Each item is scored on a 5-point Likert scale (4 to 0) from ‘no difficulty at all’ to ‘unable to do’. Item score totals, which range from 0 to 84 for the ADL subscale and 0 to 32 for the Sports subscale, were transformed to percentage scores. Higher scores represent higher levels of function for each subscale, with 100% representing no dysfunction.
For the most valid results it is suggested that scores for the FAAM ADL and Sports subscales be generated only when subjects completed 90% or more of the items (19 of 21 for the ADL and 7 of 8 for the Sports subscales respectively).

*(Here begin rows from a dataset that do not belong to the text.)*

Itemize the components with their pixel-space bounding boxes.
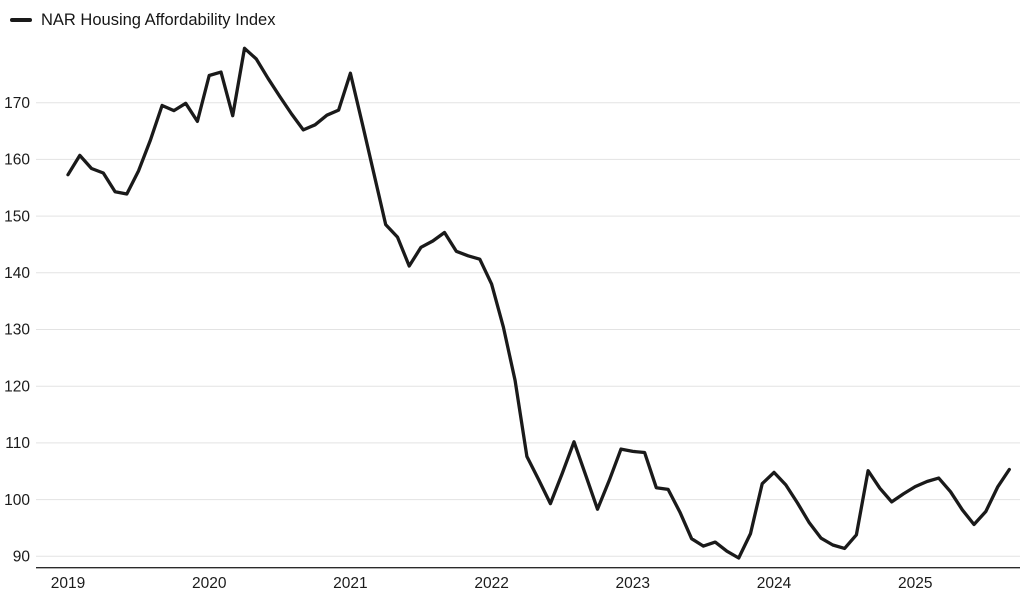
legend-label: NAR Housing Affordability Index	[41, 11, 276, 29]
legend-line-swatch-icon	[10, 18, 32, 22]
y-tick-label: 160	[4, 152, 30, 169]
y-tick-label: 140	[4, 265, 30, 282]
y-tick-label: 120	[4, 378, 30, 395]
y-tick-label: 150	[4, 208, 30, 225]
x-tick-label: 2023	[616, 575, 650, 592]
chart-legend: NAR Housing Affordability Index	[10, 10, 276, 30]
x-tick-label: 2022	[474, 575, 508, 592]
x-tick-label: 2025	[898, 575, 932, 592]
y-tick-label: 110	[5, 435, 30, 452]
x-tick-label: 2024	[757, 575, 792, 592]
y-tick-label: 170	[4, 95, 30, 112]
x-tick-label: 2019	[51, 575, 85, 592]
x-tick-label: 2021	[333, 575, 367, 592]
y-tick-label: 100	[4, 492, 30, 509]
y-tick-label: 90	[13, 549, 31, 566]
y-tick-label: 130	[4, 322, 30, 339]
x-tick-label: 2020	[192, 575, 227, 592]
data-line-nar-housing-affordability-index	[66, 46, 1011, 560]
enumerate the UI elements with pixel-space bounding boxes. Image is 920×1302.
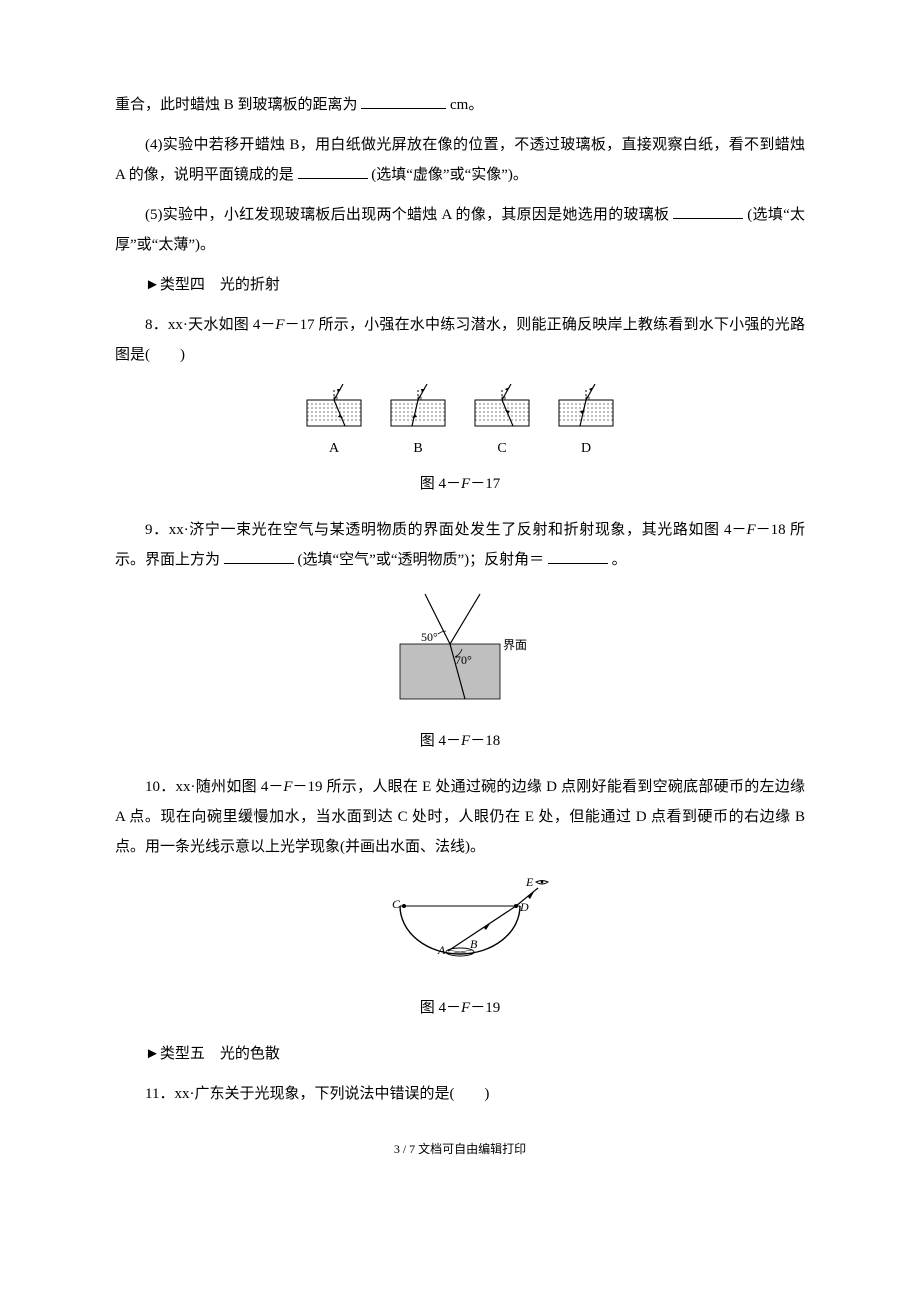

Use the following EVALUATION FORM to evaluate your patient and PRINT THE FORM when the evaluation is completed.



Evaluation

Reliability

Evidence for reliability was obtained using the group that was expected to remain stable.
– ADL subscale: ICC = 0.89; SEM = 2,1 points
– Sport subscale: ICC = 0.87; SEM = 4,5 points

Content validity

The ADL and Sport subscales of the FAAM were correlated to the SF-36 physical function subscale and the SF-36 mental function subscale. Strong correlations were found with the SF-36 physical function subscale (r = .84; r = .78), weak correlations were found with the SF-36 mental function subscale (r = .18; r = .11).

Responsiveness

As well the ADL subscale as the Sport subscale of the FAAM were sensitive to significant changes over time. The Guyatt’s responsiveness index for the ADL subscale and the Sport subscale was respectively 2.75 and 1.40. The sport subscale of the FAAM seems to be less responsive than the ADL subscale. The minimal detectable change (MDC) based on a 95% confidence interval was 5.7 and 12.3 points for the ADL and Sports subscales, respectively.[

Significantly different change in scores during 4 week in the group expected to change (P<0.001).

Literature:

  • Martin, RobRoy L., et al. “Evidence of validity for the Foot and Ankle Ability Measure (FAAM).” Foot & Ankle International 26.11 (2005): 968-983.
  • Martin, Robroy L., and James J. Irrgang. “A survey of self-reported outcome instruments for the foot and ankle.” Journal of Orthopaedic & Sports Physical Therapy 37.2 (2007): 72-84.
  • Cosby, Nicole L., and Jay Hertel. “Clinical assessment of ankle injury outcomes: case scenario using the foot and ankle ability measure.” Journal of sport rehabilitation 20.1 (2011): 89-99.